The Federal Reserve has an inordinate amount of influence over the world’s economies – and yet, in a way, it pretends they don’t really matter.
Its power rests largely on the dominance of the US dollar, which has surged in recent months as the Fed’s aggressive rate hikes made the greenback more attractive to investors. For other countries, however, this has a downside as it fuels inflation, raises the cost of borrowing and increases the risk of a global recession.
However, if you were just paying attention to the words of Fed Chair Jerome Powell, you probably would have no idea this was happening. He hasn’t said a word in his public speeches about the significant risks to the global economy if the Fed and other central banks hike interest rates to tame inflation, even during their late September meetings.

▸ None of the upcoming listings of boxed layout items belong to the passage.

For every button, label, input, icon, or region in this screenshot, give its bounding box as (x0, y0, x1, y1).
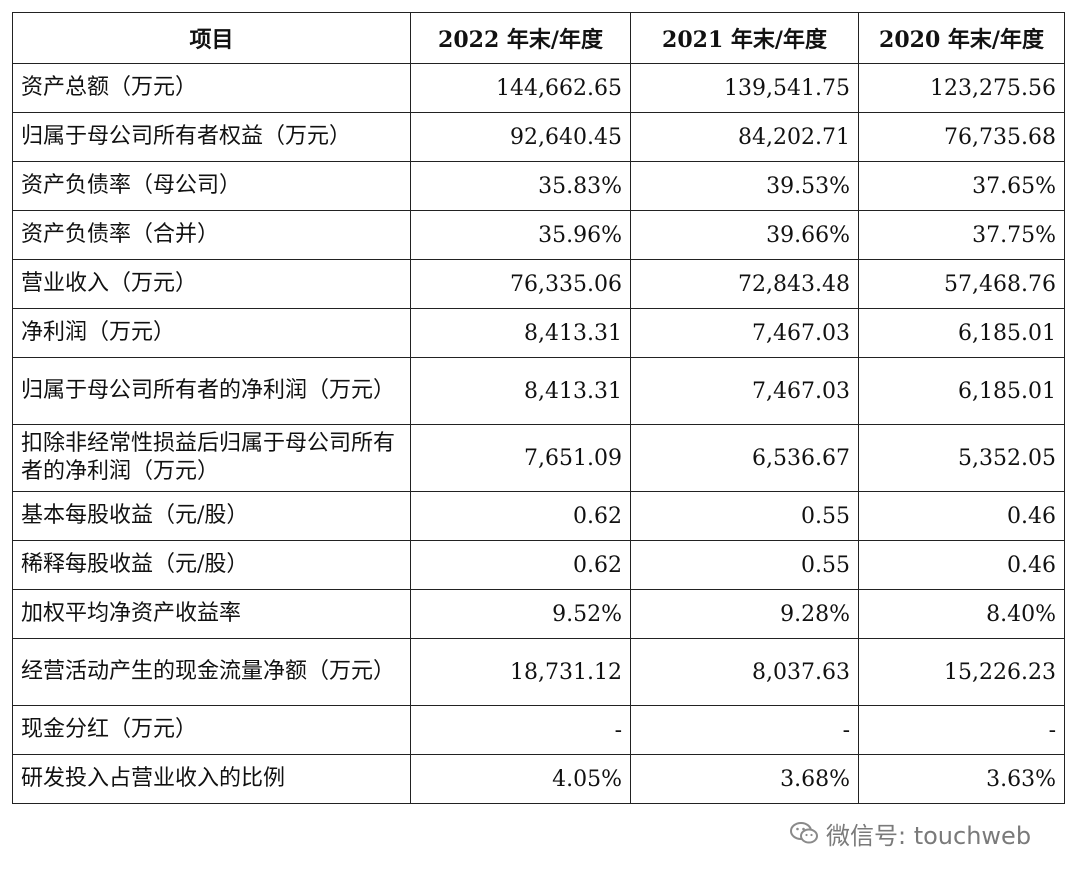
cell-2022: 7,651.09 (410, 424, 631, 492)
cell-2021: 6,536.67 (630, 424, 859, 492)
cell-2020: 3.63% (858, 754, 1065, 804)
row-label: 研发投入占营业收入的比例 (12, 754, 411, 804)
cell-2020: 76,735.68 (858, 112, 1065, 162)
cell-2021: 0.55 (630, 540, 859, 590)
table-row: 净利润（万元） 8,413.31 7,467.03 6,185.01 (12, 308, 1065, 358)
cell-2020: 0.46 (858, 540, 1065, 590)
table-row: 现金分红（万元） - - - (12, 705, 1065, 755)
table-row: 资产负债率（母公司） 35.83% 39.53% 37.65% (12, 161, 1065, 211)
wechat-watermark: 微信号: touchweb (790, 818, 1032, 850)
header-2022: 2022 年末/年度 (410, 12, 631, 64)
row-label: 经营活动产生的现金流量净额（万元） (12, 638, 411, 706)
table-row: 归属于母公司所有者的净利润（万元） 8,413.31 7,467.03 6,18… (12, 357, 1065, 425)
table-row: 研发投入占营业收入的比例 4.05% 3.68% 3.63% (12, 754, 1065, 804)
cell-2020: 123,275.56 (858, 63, 1065, 113)
cell-2020: - (858, 705, 1065, 755)
cell-2020: 15,226.23 (858, 638, 1065, 706)
cell-2022: 0.62 (410, 491, 631, 541)
cell-2022: 144,662.65 (410, 63, 631, 113)
table-row: 营业收入（万元） 76,335.06 72,843.48 57,468.76 (12, 259, 1065, 309)
table-row: 经营活动产生的现金流量净额（万元） 18,731.12 8,037.63 15,… (12, 638, 1065, 706)
cell-2020: 37.75% (858, 210, 1065, 260)
row-label: 归属于母公司所有者的净利润（万元） (12, 357, 411, 425)
cell-2021: 72,843.48 (630, 259, 859, 309)
header-item: 项目 (12, 12, 411, 64)
cell-2020: 37.65% (858, 161, 1065, 211)
cell-2022: 4.05% (410, 754, 631, 804)
row-label: 净利润（万元） (12, 308, 411, 358)
row-label: 稀释每股收益（元/股） (12, 540, 411, 590)
table-row: 扣除非经常性损益后归属于母公司所有者的净利润（万元） 7,651.09 6,53… (12, 424, 1065, 492)
table-row: 加权平均净资产收益率 9.52% 9.28% 8.40% (12, 589, 1065, 639)
cell-2021: 139,541.75 (630, 63, 859, 113)
table-row: 归属于母公司所有者权益（万元） 92,640.45 84,202.71 76,7… (12, 112, 1065, 162)
row-label: 资产负债率（合并） (12, 210, 411, 260)
cell-2022: 35.96% (410, 210, 631, 260)
cell-2021: 39.53% (630, 161, 859, 211)
wechat-icon (790, 822, 818, 844)
row-label: 扣除非经常性损益后归属于母公司所有者的净利润（万元） (12, 424, 411, 492)
watermark-text: 微信号: touchweb (826, 821, 1032, 850)
cell-2020: 8.40% (858, 589, 1065, 639)
cell-2022: 0.62 (410, 540, 631, 590)
cell-2022: 35.83% (410, 161, 631, 211)
cell-2021: - (630, 705, 859, 755)
row-label: 归属于母公司所有者权益（万元） (12, 112, 411, 162)
row-label: 营业收入（万元） (12, 259, 411, 309)
financial-data-table: 项目 2022 年末/年度 2021 年末/年度 2020 年末/年度 资产总额… (12, 12, 1065, 804)
cell-2021: 7,467.03 (630, 357, 859, 425)
cell-2022: 8,413.31 (410, 357, 631, 425)
table-header-row: 项目 2022 年末/年度 2021 年末/年度 2020 年末/年度 (12, 12, 1065, 64)
header-2021: 2021 年末/年度 (630, 12, 859, 64)
cell-2022: 8,413.31 (410, 308, 631, 358)
cell-2021: 84,202.71 (630, 112, 859, 162)
row-label: 基本每股收益（元/股） (12, 491, 411, 541)
table-row: 稀释每股收益（元/股） 0.62 0.55 0.46 (12, 540, 1065, 590)
cell-2021: 39.66% (630, 210, 859, 260)
cell-2020: 6,185.01 (858, 357, 1065, 425)
cell-2022: 92,640.45 (410, 112, 631, 162)
cell-2021: 9.28% (630, 589, 859, 639)
cell-2020: 5,352.05 (858, 424, 1065, 492)
row-label: 资产负债率（母公司） (12, 161, 411, 211)
cell-2021: 7,467.03 (630, 308, 859, 358)
cell-2021: 8,037.63 (630, 638, 859, 706)
row-label: 加权平均净资产收益率 (12, 589, 411, 639)
cell-2021: 3.68% (630, 754, 859, 804)
cell-2020: 0.46 (858, 491, 1065, 541)
cell-2022: 76,335.06 (410, 259, 631, 309)
cell-2020: 6,185.01 (858, 308, 1065, 358)
row-label: 资产总额（万元） (12, 63, 411, 113)
cell-2022: - (410, 705, 631, 755)
header-2020: 2020 年末/年度 (858, 12, 1065, 64)
table-row: 基本每股收益（元/股） 0.62 0.55 0.46 (12, 491, 1065, 541)
table-row: 资产负债率（合并） 35.96% 39.66% 37.75% (12, 210, 1065, 260)
table-row: 资产总额（万元） 144,662.65 139,541.75 123,275.5… (12, 63, 1065, 113)
cell-2022: 9.52% (410, 589, 631, 639)
cell-2022: 18,731.12 (410, 638, 631, 706)
row-label: 现金分红（万元） (12, 705, 411, 755)
cell-2020: 57,468.76 (858, 259, 1065, 309)
cell-2021: 0.55 (630, 491, 859, 541)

It may seem a bit odd that the Fed seems so blasé about the global economy that it’s arguably the leader. However, as a economist, I think it makes perfect sense – although there are risks.
The Fed’s domestic focus
The Federal Reserve is mandated to focus on the US economy, and it takes that task very seriously.
While central banks know all global economic data, they focus on their own economies and help them do what is best for their own nations. In the US, this means the Fed is focused on improving the US economy through stable prices and full employment.

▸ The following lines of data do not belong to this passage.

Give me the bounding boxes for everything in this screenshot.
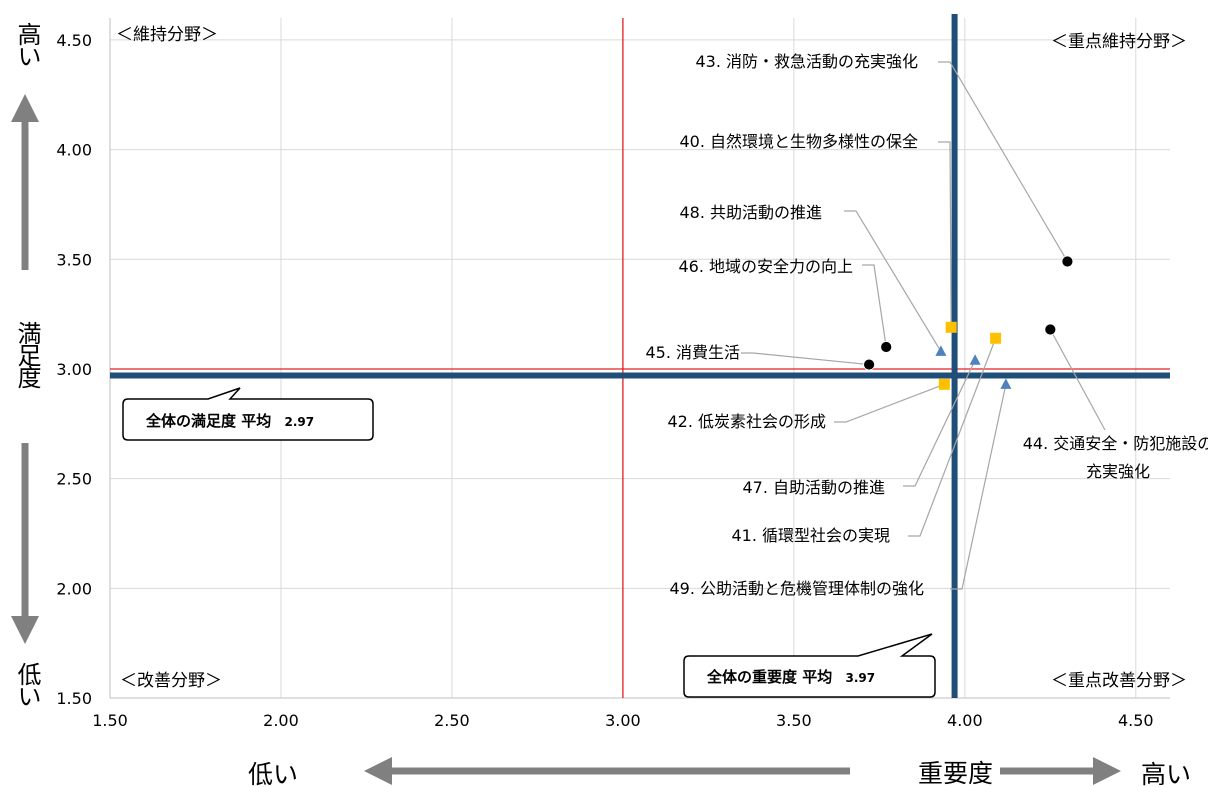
y-high-label: 高い (13, 22, 41, 66)
quadrant-label-top-right: ＜重点維持分野＞ (1051, 32, 1187, 52)
satisfaction-average-callout: 全体の満足度 平均 2.97 (122, 387, 374, 441)
point-label: 40. 自然環境と生物多様性の保全 (679, 132, 918, 151)
leader-line (903, 359, 976, 487)
point-label: 46. 地域の安全力の向上 (678, 257, 853, 276)
y-tick-label: 2.50 (56, 470, 92, 489)
leader-line (741, 352, 870, 366)
y-tick-label: 3.50 (56, 250, 92, 269)
data-point-triangle (935, 345, 947, 356)
leader-line (844, 210, 942, 352)
svg-text:全体の重要度 平均 3.97: 全体の重要度 平均 3.97 (706, 668, 875, 686)
data-point-circle (863, 358, 875, 371)
data-point-square (945, 321, 957, 333)
point-label: 43. 消防・救急活動の充実強化 (695, 52, 918, 71)
x-high-label: 高い (1141, 760, 1191, 787)
leader-line (834, 383, 945, 423)
x-tick-label: 3.50 (776, 711, 812, 730)
data-points (863, 255, 1074, 390)
label-leader-lines (741, 61, 1106, 590)
point-label: 48. 共助活動の推進 (679, 203, 822, 222)
x-tick-label: 4.50 (1118, 711, 1154, 730)
y-tick-label: 4.50 (56, 31, 92, 50)
data-point-circle (1044, 323, 1057, 336)
reference-lines (110, 14, 1170, 698)
x-low-label: 低い (248, 760, 298, 787)
x-axis-title: 重要度 (918, 759, 993, 787)
point-label: 45. 消費生活 (645, 343, 740, 362)
x-tick-label: 2.00 (263, 711, 299, 730)
satisfaction-average-value: 2.97 (284, 415, 314, 429)
leader-line (950, 384, 1007, 590)
leader-line (938, 141, 952, 328)
point-labels: 40. 自然環境と生物多様性の保全 41. 循環型社会の実現 42. 低炭素社会の形… (645, 52, 1208, 598)
data-point-circle (1061, 255, 1074, 268)
importance-average-value: 3.97 (845, 671, 875, 685)
y-low-label: 低い (13, 662, 41, 706)
point-label: 49. 公助活動と危機管理体制の強化 (669, 579, 924, 598)
data-point-square (990, 332, 1002, 344)
y-axis-title: 満足度 (13, 321, 41, 389)
y-tick-label: 3.00 (56, 360, 92, 379)
svg-text:全体の満足度 平均 2.97: 全体の満足度 平均 2.97 (145, 412, 314, 430)
point-label: 42. 低炭素社会の形成 (667, 412, 826, 431)
leader-line (908, 338, 997, 537)
leader-line (938, 61, 1068, 262)
data-point-circle (880, 341, 893, 353)
data-point-triangle (1000, 378, 1012, 389)
point-label: 47. 自助活動の推進 (742, 478, 885, 497)
quadrant-label-bottom-left: ＜改善分野＞ (120, 671, 222, 691)
x-tick-label: 4.00 (947, 711, 983, 730)
leader-line (862, 264, 887, 348)
y-tick-label: 2.00 (56, 579, 92, 598)
axes: 1.50 2.00 2.50 3.00 3.50 4.00 4.50 1.50 2.00 2.50… (56, 18, 1170, 730)
grid (109, 18, 1170, 699)
importance-average-label: 全体の重要度 平均 (706, 668, 832, 686)
leader-line (1049, 329, 1106, 431)
x-tick-label: 2.50 (434, 711, 470, 730)
y-tick-label: 4.00 (56, 141, 92, 160)
y-tick-label: 1.50 (56, 689, 92, 708)
quadrant-label-top-left: ＜維持分野＞ (116, 25, 218, 45)
quadrant-label-bottom-right: ＜重点改善分野＞ (1051, 671, 1187, 691)
satisfaction-average-label: 全体の満足度 平均 (145, 412, 271, 430)
point-label-line2: 充実強化 (1086, 462, 1150, 481)
data-point-triangle (969, 354, 981, 365)
x-tick-label: 1.50 (92, 711, 128, 730)
importance-average-callout: 全体の重要度 平均 3.97 (683, 633, 936, 698)
point-label: 41. 循環型社会の実現 (731, 526, 890, 545)
x-tick-label: 3.00 (605, 711, 641, 730)
point-label: 44. 交通安全・防犯施設の (1023, 434, 1208, 453)
data-point-square (938, 378, 950, 390)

Therefore, when the US economy slows too quickly and people lose jobs, such as at the beginning of the pandemic, the Fed cuts interest rates – regardless of the impact on other countries. If the economy is growing but consumer prices are rising too quickly, the central bank will raise interest rates.
And its global impact
Still, it is inevitable that Fed policy will affect economies, businesses and citizens in virtually every country in the world.
While all central banks influence the rest of the world, the Fed has a much greater influence due to the size of the US economy – it remains by far the largest in absolute terms – and the importance of the US dollar in international markets and trade.
About half of the world’s international debt is denominated in dollars, which means countries have to pay interest and principal on what they borrow in greenbacks. The dollar is up nearly 15% this year against a basket of foreign currencies, largely due to the Fed’s rate hikes that began in March. That means it’s 15% more expensive, on average, to fund this dollar-denominated debt — and for some countries it could be a lot more.
In addition, about 60% of all world foreign exchange reserves – the money that central banks hold to protect the value of their own currencies – are in dollars. And since most major commodities like oil and gold are valued in dollars, a stronger dollar makes everything much more expensive for businesses and consumers in every country.
Finally, when US interest rates are high relative to other countries, more foreign investment flocks to the US to get more bang for their buck. With limited money available, this draws investment away from other economies, particularly emerging markets. And it means they have to raise interest rates to keep foreign direct investment flowing into their countries, which can hurt their local economies.
Risks in a global world
Unfortunately, focusing solely on the domestic economy comes with its own set of risks.
It may sound cliche, but we live in a global, interconnected world – something that has been vividly demonstrated by the COVID-19 pandemic and the supply chain issues that have continued to spread around the world. American businesses depend on other countries for supplies, labor, and consumers.
That means even if the Fed pulls off a proverbial soft landing and reduces inflation without triggering a recession, a global slowdown could still eventually reach American shores. This could jeopardize much of the Fed’s success if the global slowdown leads to international instability or food insecurity.
While I believe the Fed is right to keep its focus on the US economy and to hit rates as far as needed on September 21, 2022, I will be watching the central bank’s economic forecasts closely. If data shows that the US economy’s inflation woes are easing, the Fed may start to think a little less about what’s happening in its own backyard and more about the impact of its policies on the rest of the world.